From: Michael Rosenblum <>
Date: Tue, 3 Apr 2007 17:09:21 -0400
Message-ID: <B79551237AFE0D42AF45696C712D7440798612@mail.DulcianWeb.local>

From purely coding point of view, there is a bit dangerous, but quick way of fixing the problem.  

If it is only a couple of places where you need to use that temporary table - just convert all calls to dynamic SQL!  

Nice thing about the solution - you can make the name of table dynamic (for example, include user id into it), so you will not have to worry how many users are trying to manipulate with the table at the same time.
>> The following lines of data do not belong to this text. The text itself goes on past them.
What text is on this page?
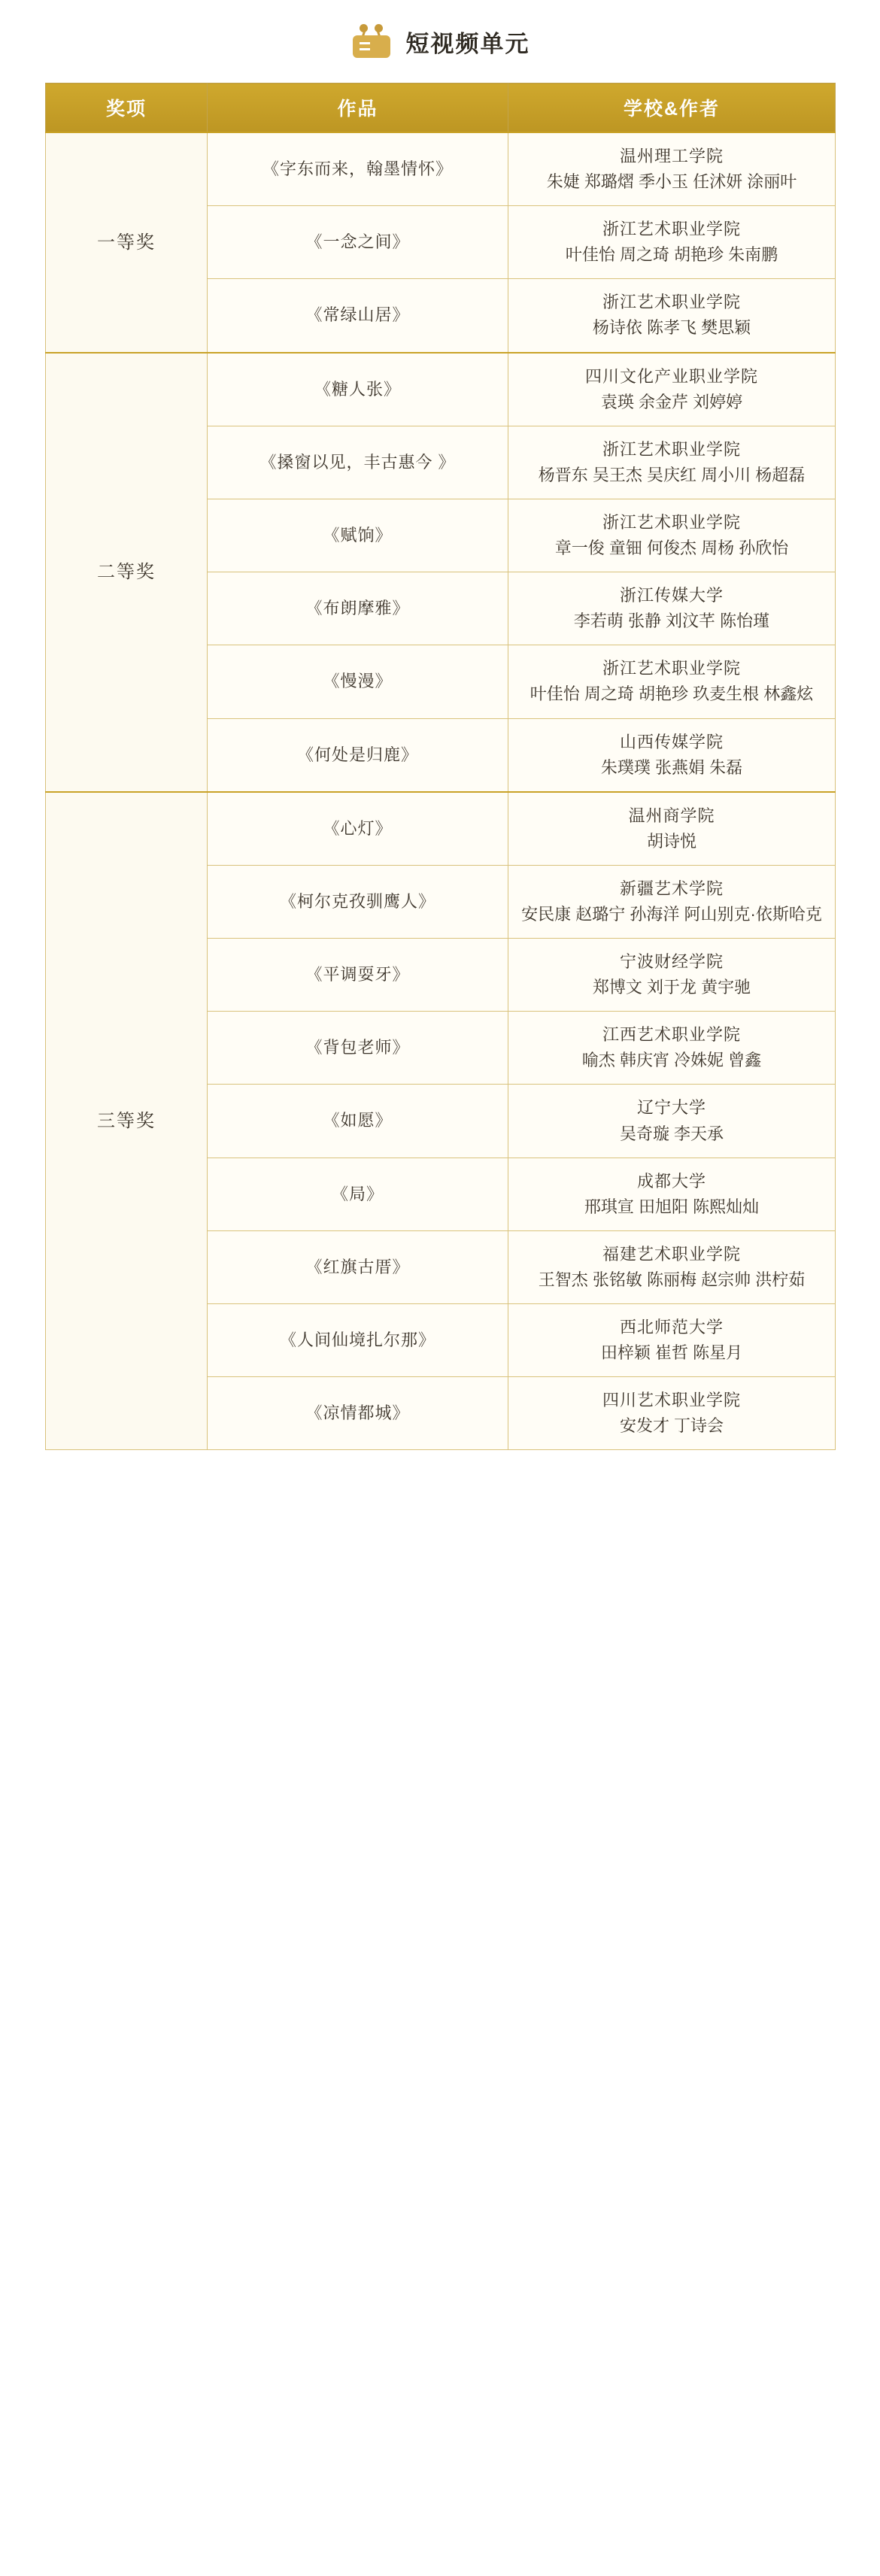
短视频单元
奖项	作品	学校&作者
一等奖	《字东而来，翰墨情怀》	温州理工学院
朱婕 郑璐熠 季小玉 任沭妍 涂丽叶

	《一念之间》	浙江艺术职业学院
叶佳怡 周之琦 胡艳珍 朱南鹏

	《常绿山居》	浙江艺术职业学院
杨诗依 陈孝飞 樊思颖

二等奖	《糖人张》	四川文化产业职业学院
袁瑛 余金芹 刘婷婷

	《搡窗以见，丰古惠今 》	浙江艺术职业学院
杨晋东 吴王杰 吴庆红 周小川 杨超磊

	《赋饷》	浙江艺术职业学院
章一俊 童钿 何俊杰 周杨 孙欣怡

	《布朗摩雅》	浙江传媒大学
李若萌 张静 刘汶芊 陈怡瑾

	《慢漫》	浙江艺术职业学院
叶佳怡 周之琦 胡艳珍 玖麦生根 林鑫炫

	《何处是归鹿》	山西传媒学院
朱璞璞 张燕娟 朱磊

三等奖	《心灯》	温州商学院
胡诗悦

	《柯尔克孜驯鹰人》	新疆艺术学院
安民康 赵璐宁 孙海洋 阿山别克·依斯哈克

	《平调耍牙》	宁波财经学院
郑博文 刘于龙 黄宇驰

	《背包老师》	江西艺术职业学院
喻杰 韩庆宵 冷姝妮 曾鑫

	《如愿》	辽宁大学
吴奇璇 李天承

	《局》	成都大学
邢琪宣 田旭阳 陈熙灿灿

	《红旗古厝》	福建艺术职业学院
王智杰 张铭敏 陈丽梅 赵宗帅 洪柠茹

	《人间仙境扎尔那》	西北师范大学
田梓颖 崔哲 陈星月

	《凉情都城》	四川艺术职业学院
安发才 丁诗会
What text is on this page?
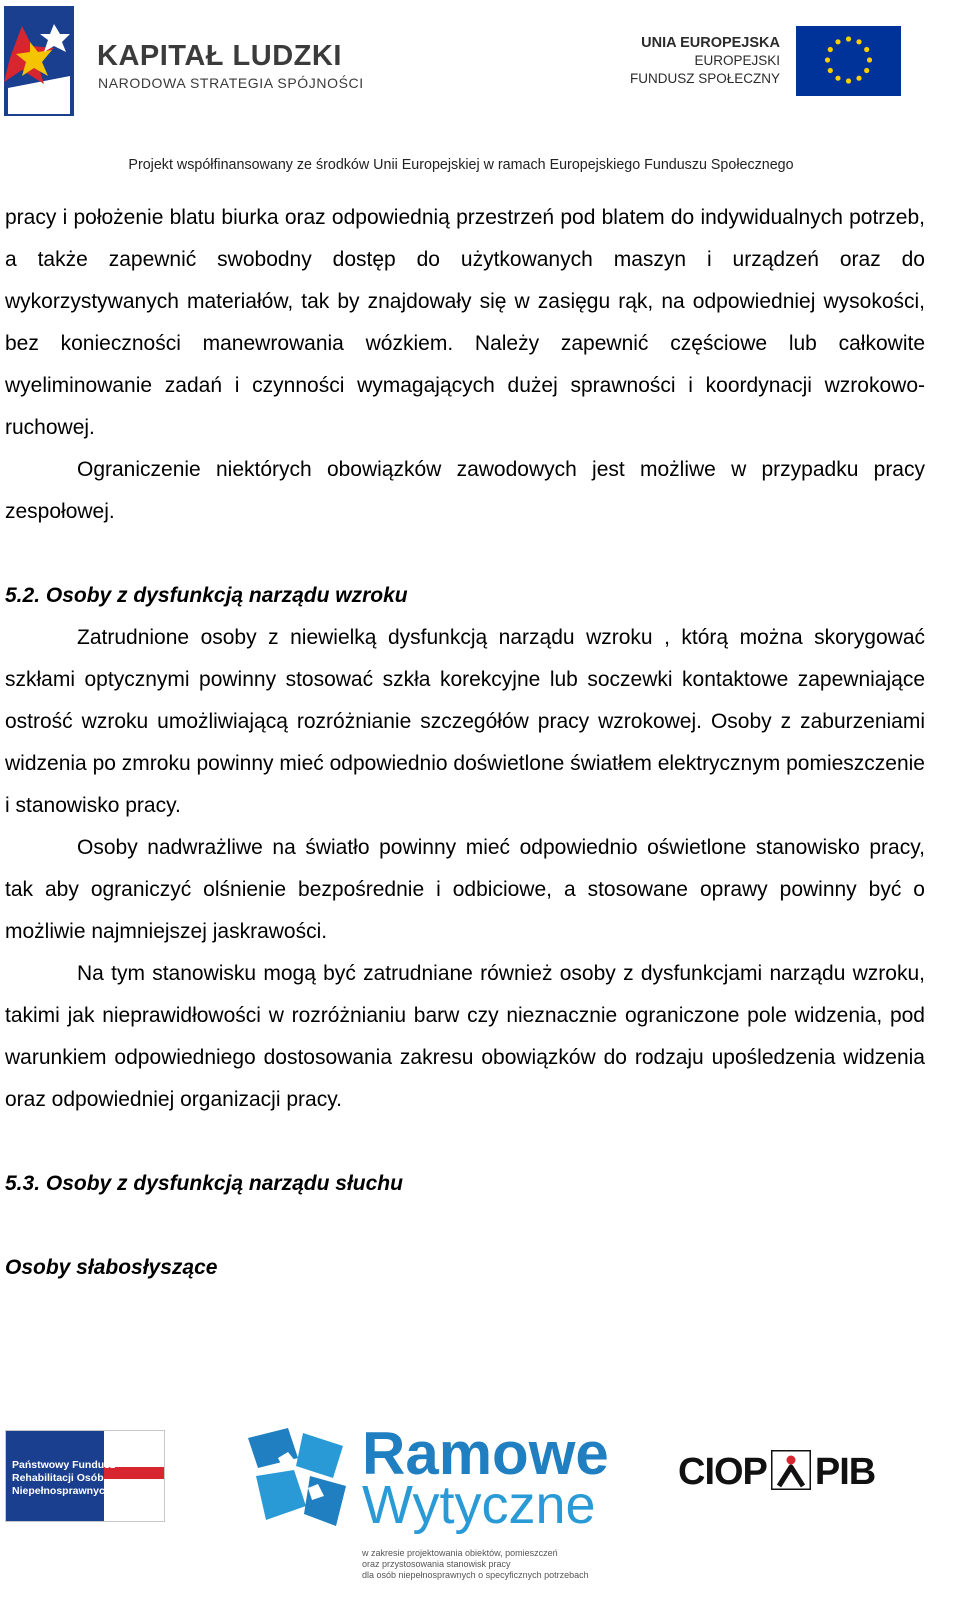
KAPITAŁ LUDZKI
NARODOWA STRATEGIA SPÓJNOŚCI
UNIA EUROPEJSKA
EUROPEJSKI
FUNDUSZ SPOŁECZNY
Projekt współfinansowany ze środków Unii Europejskiej w ramach Europejskiego Funduszu Społecznego

pracy i położenie blatu biurka oraz odpowiednią przestrzeń pod blatem do indywidualnych potrzeb, a także zapewnić swobodny dostęp do użytkowanych maszyn i urządzeń oraz do wykorzystywanych materiałów, tak by znajdowały się w zasięgu rąk, na odpowiedniej wysokości, bez konieczności manewrowania wózkiem. Należy zapewnić częściowe lub całkowite wyeliminowanie zadań i czynności wymagających dużej sprawności i koordynacji wzrokowo-ruchowej.

Ograniczenie niektórych obowiązków zawodowych jest możliwe w przypadku pracy zespołowej.

5.2. Osoby z dysfunkcją narządu wzroku

Zatrudnione osoby z niewielką dysfunkcją narządu wzroku , którą można skorygować szkłami optycznymi powinny stosować szkła korekcyjne lub soczewki kontaktowe zapewniające ostrość wzroku umożliwiającą rozróżnianie szczegółów pracy wzrokowej. Osoby z zaburzeniami widzenia po zmroku powinny mieć odpowiednio doświetlone światłem elektrycznym pomieszczenie i stanowisko pracy.

Osoby nadwrażliwe na światło powinny mieć odpowiednio oświetlone stanowisko pracy, tak aby ograniczyć olśnienie bezpośrednie i odbiciowe, a stosowane oprawy powinny być o możliwie najmniejszej jaskrawości.

Na tym stanowisku mogą być zatrudniane również osoby z dysfunkcjami narządu wzroku, takimi jak nieprawidłowości w rozróżnianiu barw czy nieznacznie ograniczone pole widzenia, pod warunkiem odpowiedniego dostosowania zakresu obowiązków do rodzaju upośledzenia widzenia oraz odpowiedniej organizacji pracy.

5.3. Osoby z dysfunkcją narządu słuchu
Osoby słabosłyszące
Państwowy Fundusz
Rehabilitacji Osób
Niepełnosprawnych
Ramowe
Wytyczne
w zakresie projektowania obiektów, pomieszczeń
oraz przystosowania stanowisk pracy
dla osób niepełnosprawnych o specyficznych potrzebach
CIOP PIB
Negative side, of course, is the overhead of the dynamic SQL (timing, lost dependencies etc).  

Stepping to the side... If it would not be couple hundred thousand rows - I would propose some kind of collection (either object collection or associative array - depending on what exactly is needed). But if the server has a lot of memory - why not? Personally, I prefer to use collections (as long as the number of records is reasonable) - but it is a trade-off between using the memory and using temporary tablespace.  


Michael Rosenblum

From: on behalf of Stephen Andert Sent: Tue 4/3/2007 4:29 PM
Subject: Global (and local) Temporary Tables & PL/SQL

Hello wise ones!

I was just approached with a question/problem. A developer (not a DUHveloper, this guy is usually pretty good) wants to investigate using temporary tables for intermediate processing. He is trying to test this but when he modifies his PL/SQL to use the global temporary table, it won't compile as the table is created and populated in the same step and thus does not exist when trying to compile the procedure.

The facts known at this time are:

  1. This table may be somewhat large (several hundred thousand rows with several VARCHAR 255 fields) at first, but later will be much more reasonable.
  2. Many users will be using this table at the same time with differing data and processing other data based on what they do with the data in these temp tables.

The questions are:

  1. What factors should influence global or local temporary (or even "real" tables if they may be better)?
  2. Is there a way to "force" PL/SQL to "trust me, the table will be there" to get the proc to compile.
  3. What else should I be thinking about that I am not (since I just got blind-sided with this).

Thanks In Advance.


Stephen Andert

Any idiot can run.
It takes a special kind of idiot to run a marathon.